I’ve had a wanderlust with automobiles since I was just a kid growing up in central Kansas. My uncle drove up in a new dark navy Olds Rocket 88 one day and I immediately recognized that this sculpted Adonis on wheels was the perfect fusion of art and engineering. I couldn’t wait for the day when I could drive a car and begin the Hero’s Journey. In the meantime, I probably added a hundred miles or so to the family car driving it up and down our driveway. Since then, I’ve easily logged well over a million miles behind the wheel of these modern chariots.

My friend and I made a daring escape away from the driveway and around the block in our sleepy neighborhood one sunny afternoon. As luck would have it, a friendly policeman noticed the probability that the driver of my dad’s car was sitting on a pillow to see over the dashboard. He pulled us over and asked if I had a driver’s license. I’m pretty sure that he already knew the answer. Fortunately, I was contrite enough and he was forgiving enough to follow us back into my parent’s driveway with my assurance that I wouldn’t venture out again until I was old enough to have a license—and no longer needed a pillow!

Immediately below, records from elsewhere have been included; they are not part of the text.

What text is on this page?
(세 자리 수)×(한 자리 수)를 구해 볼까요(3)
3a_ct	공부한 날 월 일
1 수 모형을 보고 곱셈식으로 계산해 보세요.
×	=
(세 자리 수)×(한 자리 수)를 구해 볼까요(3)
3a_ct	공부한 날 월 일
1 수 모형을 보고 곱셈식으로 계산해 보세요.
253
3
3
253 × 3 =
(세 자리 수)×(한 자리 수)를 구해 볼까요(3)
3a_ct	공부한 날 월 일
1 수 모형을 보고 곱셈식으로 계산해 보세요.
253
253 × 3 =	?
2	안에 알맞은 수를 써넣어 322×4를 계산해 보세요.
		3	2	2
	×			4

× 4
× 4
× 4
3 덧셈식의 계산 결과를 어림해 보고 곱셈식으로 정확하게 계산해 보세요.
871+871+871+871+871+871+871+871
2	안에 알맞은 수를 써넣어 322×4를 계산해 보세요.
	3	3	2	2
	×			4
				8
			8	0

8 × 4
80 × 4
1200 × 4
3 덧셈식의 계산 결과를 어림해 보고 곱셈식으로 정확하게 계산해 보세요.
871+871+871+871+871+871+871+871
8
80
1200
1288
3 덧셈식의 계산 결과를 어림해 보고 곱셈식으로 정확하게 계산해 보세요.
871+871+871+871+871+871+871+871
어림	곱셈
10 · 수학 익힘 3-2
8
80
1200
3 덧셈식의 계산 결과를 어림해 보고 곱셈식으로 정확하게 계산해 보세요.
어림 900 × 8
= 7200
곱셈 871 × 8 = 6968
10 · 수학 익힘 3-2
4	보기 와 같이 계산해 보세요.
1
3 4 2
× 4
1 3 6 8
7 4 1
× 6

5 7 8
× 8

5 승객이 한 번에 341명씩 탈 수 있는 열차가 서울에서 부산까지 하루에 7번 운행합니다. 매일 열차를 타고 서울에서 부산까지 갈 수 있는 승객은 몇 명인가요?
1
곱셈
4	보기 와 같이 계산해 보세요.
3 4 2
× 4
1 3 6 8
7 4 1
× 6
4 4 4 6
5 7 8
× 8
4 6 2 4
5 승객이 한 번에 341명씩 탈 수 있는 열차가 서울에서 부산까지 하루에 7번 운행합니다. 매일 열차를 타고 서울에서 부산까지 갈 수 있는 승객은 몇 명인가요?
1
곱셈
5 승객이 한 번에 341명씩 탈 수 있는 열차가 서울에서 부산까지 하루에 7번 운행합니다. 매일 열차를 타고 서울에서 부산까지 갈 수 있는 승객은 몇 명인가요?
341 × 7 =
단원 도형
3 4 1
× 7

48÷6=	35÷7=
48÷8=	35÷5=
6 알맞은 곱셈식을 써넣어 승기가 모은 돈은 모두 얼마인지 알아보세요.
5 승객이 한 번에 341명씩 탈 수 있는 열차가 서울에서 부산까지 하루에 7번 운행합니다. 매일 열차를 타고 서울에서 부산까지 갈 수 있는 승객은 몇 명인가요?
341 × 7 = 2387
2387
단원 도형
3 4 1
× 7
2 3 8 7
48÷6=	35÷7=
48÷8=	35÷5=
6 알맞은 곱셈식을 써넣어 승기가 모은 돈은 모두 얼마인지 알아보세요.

One of the milestones of my life was the day my father helped to finance my first automobile. It wasn’t the convertible that I had coveted, but it was a Ford Victoria hardtop that I quickly began to customize. The convertible with a teenager behind the wheel would have been trouble anyway. Ironically, I recently paid more for a lawnmower than that first car that sparked a lifelong love affair with these machines! A car has always represented more than basic transportation for me. I’ve owned a variety of automobiles since then and I’ve always taken pleasure in detailing them on a cool Saturday morning in the fall. There’s nothing like driving a car that’s been cleaned and shined on a bright fall weekend day. I swear that they have more energy—just like a kid or pet dog that has just emerged from a bath!

This September Saturday morning was no different than many others. The air was cool, the sun was shining and only a slight breeze stirred the trees. I was putting the finishing touches of a liquid shine on the hood of my car. The metallic surface was reflecting the blue Carolina sky like a clear Blue Ridge Mountain lake. And then a very petite and fragile feather drifted ever so silently out of the sky and landed ever so softly right in front of me. As you may know, feathers are a sacred universal symbol of flight, serving as messengers between this mortal world and the other side of the thin veil. Their primary message is that “all is well.” And on a glorious fall morning in September, how could life be anything else?